From small startups like Massachusetts-based Yogasmoga, known for their high-tech fabrics, to widely recognized brands like No nonsense, Made-in-USA apparel and textile manufacturing is in vogue. But that wasn’t always the case.
Apparel was among the first industries to be lost to offshore manufacturing. The trend for the labor-intensive apparel industry began as companies chased cheap labor to low-wage countries forty or more years ago. Today, about 3 percent of our consumption is domestically sourced but the domestic industry is starting to recover. This is good news because eliminating just our apparel trade deficit would reduce the overall trade deficit by $120bn per year or about 25 percent of the total. It would add about 1 million U.S. manufacturing jobs.
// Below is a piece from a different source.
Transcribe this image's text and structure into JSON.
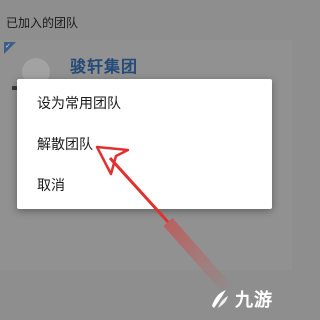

Today, U.S. apparel manufacturing is doing better than expected. Reshoring Initiative data shows that it ranks number six in industries that have reshored with 17,166 jobs by 287 companies since 2010. So what’s changed?
A host of factors are turning heads, like the need for speed, increased flexibility, smaller batches, and smaller inventories. Local sourcing is meeting the needs of today’s “on-demand” apparel consumers. Here are some of the latest reasons that companies are finding a competitive edge in the “local for local”style of manufacturing and sourcing.
Startups: Domestic manufacturing is a strategic approach to guard against counterfeits, quality issues and intellectual property risks. For clothing startups, local for local i.e. reshoring increases efficiencies with smaller batches, offers greater flexibility for customization and style changes and speeds delivery to customers.